On Monday night, council directed staff to end the program at Lily Creek that saw city rent out panels along the facility's fence.

The program was introduced in 2015, but the amount of revenue the space generated was "moderate," according to city staff.

It brought in $4,000 in 2015, $6,700 in 2016 and $9,300 so far in 2017.

The city said it also couldn't direct resources to soliciting, negotiating and booking ads.

Mike Jabuko

Ward 7 city councillor Mike Jakubo says the city shouldn't be in the advertising business if it's not breaking even, at least. (Yvon Theriault/Radio-Canada)

Little 'uptake' from private sector

It came as a surprise that the program didn't live up to expectations, said Ward 7 councillor Mike Jakubo.

"Initially, it was thought by all of council that there would be serious uptake in wanting some prime real estate in terms of advertising," he said.

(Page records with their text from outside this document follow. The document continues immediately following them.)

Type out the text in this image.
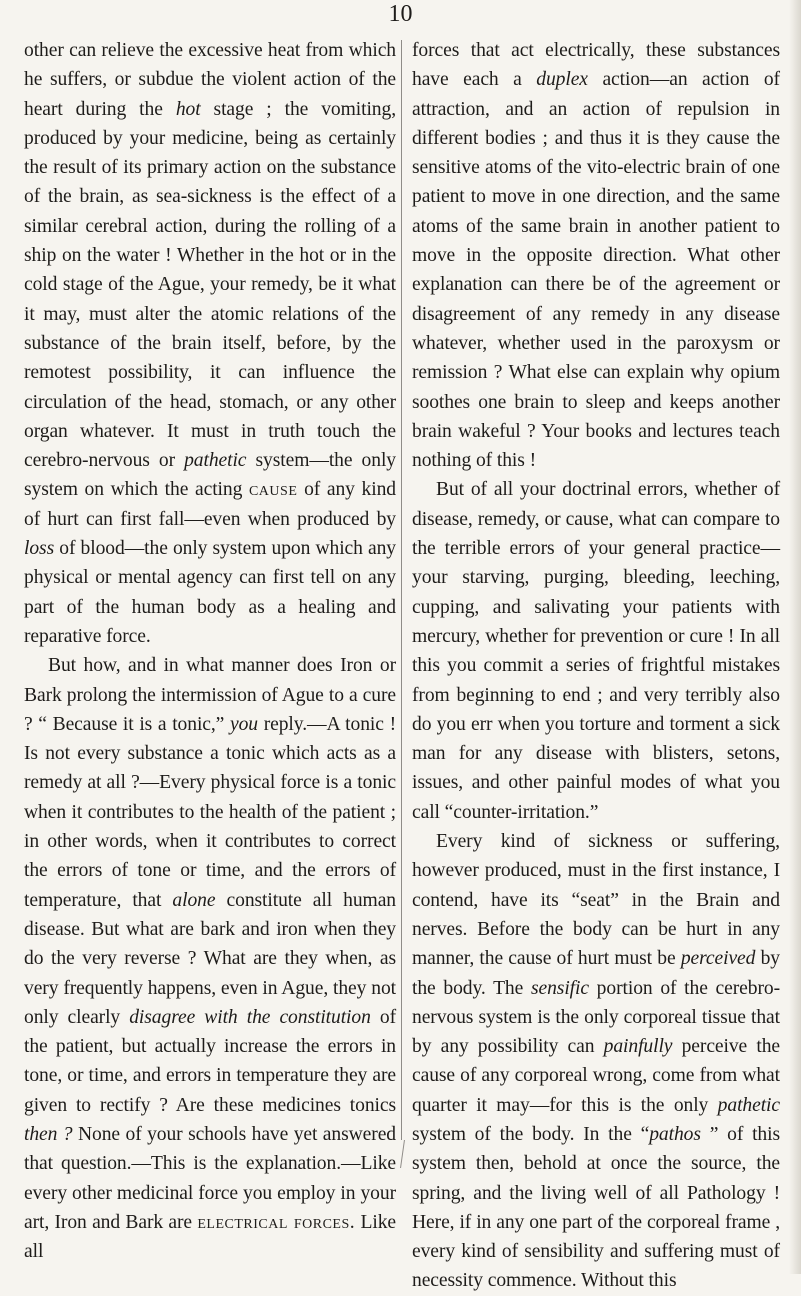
10

other can relieve the excessive heat from which he suffers, or subdue the violent action of the heart during the hot stage ; the vomiting, produced by your medicine, being as certainly the result of its primary action on the substance of the brain, as sea-sickness is the effect of a similar cerebral action, during the rolling of a ship on the water ! Whether in the hot or in the cold stage of the Ague, your remedy, be it what it may, must alter the atomic relations of the substance of the brain itself, before, by the remotest possibility, it can influence the circulation of the head, stomach, or any other organ whatever. It must in truth touch the cerebro-nervous or pathetic system—the only system on which the acting cause of any kind of hurt can first fall—even when produced by loss of blood—the only system upon which any physical or mental agency can first tell on any part of the human body as a healing and reparative force.

But how, and in what manner does Iron or Bark prolong the intermission of Ague to a cure ? “ Because it is a tonic,” you reply.—A tonic ! Is not every substance a tonic which acts as a remedy at all ?—Every physical force is a tonic when it contributes to the health of the patient ; in other words, when it contributes to correct the errors of tone or time, and the errors of temperature, that alone constitute all human disease. But what are bark and iron when they do the very reverse ? What are they when, as very frequently happens, even in Ague, they not only clearly disagree with the constitution of the patient, but actually increase the errors in tone, or time, and errors in temperature they are given to rectify ? Are these medicines tonics then ? None of your schools have yet answered that question.—This is the explanation.—Like every other medicinal force you employ in your art, Iron and Bark are electrical forces. Like all

forces that act electrically, these substances have each a duplex action—an action of attraction, and an action of repulsion in different bodies ; and thus it is they cause the sensitive atoms of the vito-electric brain of one patient to move in one direction, and the same atoms of the same brain in another patient to move in the opposite direction. What other explanation can there be of the agreement or disagreement of any remedy in any disease whatever, whether used in the paroxysm or remission ? What else can explain why opium soothes one brain to sleep and keeps another brain wakeful ? Your books and lectures teach nothing of this !

But of all your doctrinal errors, whether of disease, remedy, or cause, what can compare to the terrible errors of your general practice—your starving, purging, bleeding, leeching, cupping, and salivating your patients with mercury, whether for prevention or cure ! In all this you commit a series of frightful mistakes from beginning to end ; and very terribly also do you err when you torture and torment a sick man for any disease with blisters, setons, issues, and other painful modes of what you call “counter-irritation.”

Every kind of sickness or suffering, however produced, must in the first instance, I contend, have its “seat” in the Brain and nerves. Before the body can be hurt in any manner, the cause of hurt must be perceived by the body. The sensific portion of the cerebro-nervous system is the only corporeal tissue that by any possibility can painfully perceive the cause of any corporeal wrong, come from what quarter it may—for this is the only pathetic system of the body. In the “pathos ” of this system then, behold at once the source, the spring, and the living well of all Pathology ! Here, if in any one part of the corporeal frame , every kind of sensibility and suffering must of necessity commence. Without this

"We haven't seen that happen in the last couple of years."

Jakubo also said the panels along the fence were obstructing the view of the turf , and didn't provide enough visibility for potential advertisers.

"From an aesthetic point of view it was definitely blocking the view of the field," Jakubo said. "It's also a bit obstructed in terms of the advertising with the cattails, so whether the full value is being had from the advertising is questionable."

Staff recommended that BK Marketing, the group that manages ad space on city busses, take over the operation.